Oooooh, don't even get me started on this one!  This has been a problem with 
the AS/Set product since SQL was first introduced to it.  The ADK editor 
doesn't check SQL statement syntax, but the program generator does.  If the 
generator finds a problem with an SQL statement, it just stops creation of 
the given subroutine at that point.  No messages, no errors, no warnings, 
just <STOP> -- doesn't show up in the CA0085O printout, either.

Consider yourself lucky.  At least you didn't encounter this while 
maintaining one of those "500" programs, and have the last two lines (of 600) 
disappear from your subroutine...

Regards!

Dean Asmussen
Enterprise Systems Consulting, Inc.
Fuquay-Varina, NC  USA
E-mail:  DAsmussen@xxxxxxx

"It's what you learn after you know it all that counts." -- John Wooden

In a message dated 3/18/2003 2:24:29 PM Eastern Standard Time, 
THarteau@xxxxxxxxxxxxxxxxxx writes:

> Hi,
>    We are on BPCS V6.04 with that same version of Asset. I made a copy
> of an existing Asset program that has many SQL commands in it. I changed my
> primary file to another one.  It compiled fine and ran with no halts. As I
> was looking at the data, I found some items that did not update correctly.
> I traced it back to a subroutine with an SQL declare followed by the open,
> fetch and a bunch of other calculations.

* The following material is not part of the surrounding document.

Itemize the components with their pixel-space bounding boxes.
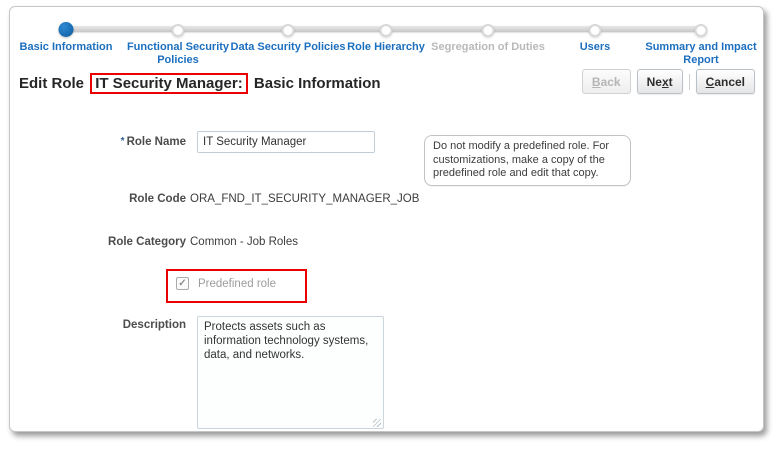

When I looked at the asset source,
> everything was fine.  When I put it in debug, I entered the SR, but there
> was nothing there.
>    What had happened was that in the where portion of the declare, I had
> a field that was no longer defined.  The only RPG code generated for the
> subroutine was BEGSR &ENDSR. No compile error, no run error, no code.  The
> scary part is this SR only affected about 1/4 of the items. I could have
> very easily looked at some items and thought everything was OK, and put it
> into production. Luckily, I'm kind of anal sometimes :)
>    Is it normal that SQL statements are not checked for validity? When I
> fixed the field name, everything was OK.